授業とはいえ、正規の履修者である大学院学生十数名に加えてEHESSや他研究機関の研究者が10人ほど出席しており、実質的には「研究会」の性格を持つものだった。はじめに羽田が”Some Reflections on Toward Creation of a New World History”と題して、本の内容を紹介するとともに、日本語の原著刊行後7年が経ち、その内容の何をどう変更する必要があるか、何を付け加えるべきかについて説明した。次いで、EHESS日本研究所のGuillaume Carré教授がコメントとして、羽田の最近の研究、特に英語にまだ翻訳されていない近刊書『グローバル化と世界史』の内容を紹介した。その後、出席者と羽田の間で、およそ1時間半質疑と意見交換が活発に続いた。

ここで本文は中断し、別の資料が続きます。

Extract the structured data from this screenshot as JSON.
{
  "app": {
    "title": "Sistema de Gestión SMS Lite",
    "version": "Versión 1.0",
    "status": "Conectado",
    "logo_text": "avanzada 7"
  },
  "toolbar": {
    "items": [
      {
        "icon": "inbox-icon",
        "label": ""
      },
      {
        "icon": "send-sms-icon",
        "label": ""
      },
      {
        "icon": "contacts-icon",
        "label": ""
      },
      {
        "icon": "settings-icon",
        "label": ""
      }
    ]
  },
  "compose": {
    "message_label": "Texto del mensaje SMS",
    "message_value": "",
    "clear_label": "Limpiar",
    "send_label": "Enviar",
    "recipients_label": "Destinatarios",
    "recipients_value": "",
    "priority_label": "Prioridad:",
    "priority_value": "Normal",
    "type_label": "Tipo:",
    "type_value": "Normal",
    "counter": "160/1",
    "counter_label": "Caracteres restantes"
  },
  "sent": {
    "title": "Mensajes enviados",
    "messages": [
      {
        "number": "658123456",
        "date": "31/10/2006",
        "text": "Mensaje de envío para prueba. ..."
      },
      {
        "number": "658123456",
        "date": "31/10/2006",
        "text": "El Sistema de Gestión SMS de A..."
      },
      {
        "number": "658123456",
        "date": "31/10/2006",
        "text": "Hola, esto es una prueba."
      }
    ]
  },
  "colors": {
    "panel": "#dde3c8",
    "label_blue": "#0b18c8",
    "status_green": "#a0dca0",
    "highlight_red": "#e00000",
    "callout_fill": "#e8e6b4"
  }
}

同じことを論じているつもりでも、言語が異なるとその文脈や理解は異なる、英語だけでの議論は価値の多様性尊重に逆行するとする羽田の主張は、教室では好意的に受け入れられていると感じた。ただし、一方で従来の「普遍」を批判し多様性を強調しながら、他方で「地球の住民」という新しい普遍を追求するのは矛盾ではないかというもっともな指摘もあった。正規の授業終了後は、Stanziani教授宅に場所を移し、GHCパリ拠点のメンバーたちとの間で友好的かつ意義深い意見交換が深夜まで続いた。

歴史記述とその理解は、著者と読者の立ち位置、すなわち、アイデンティティと深く関わるので、この概念の意味と歴史についてより理解を深める必要があると感じた。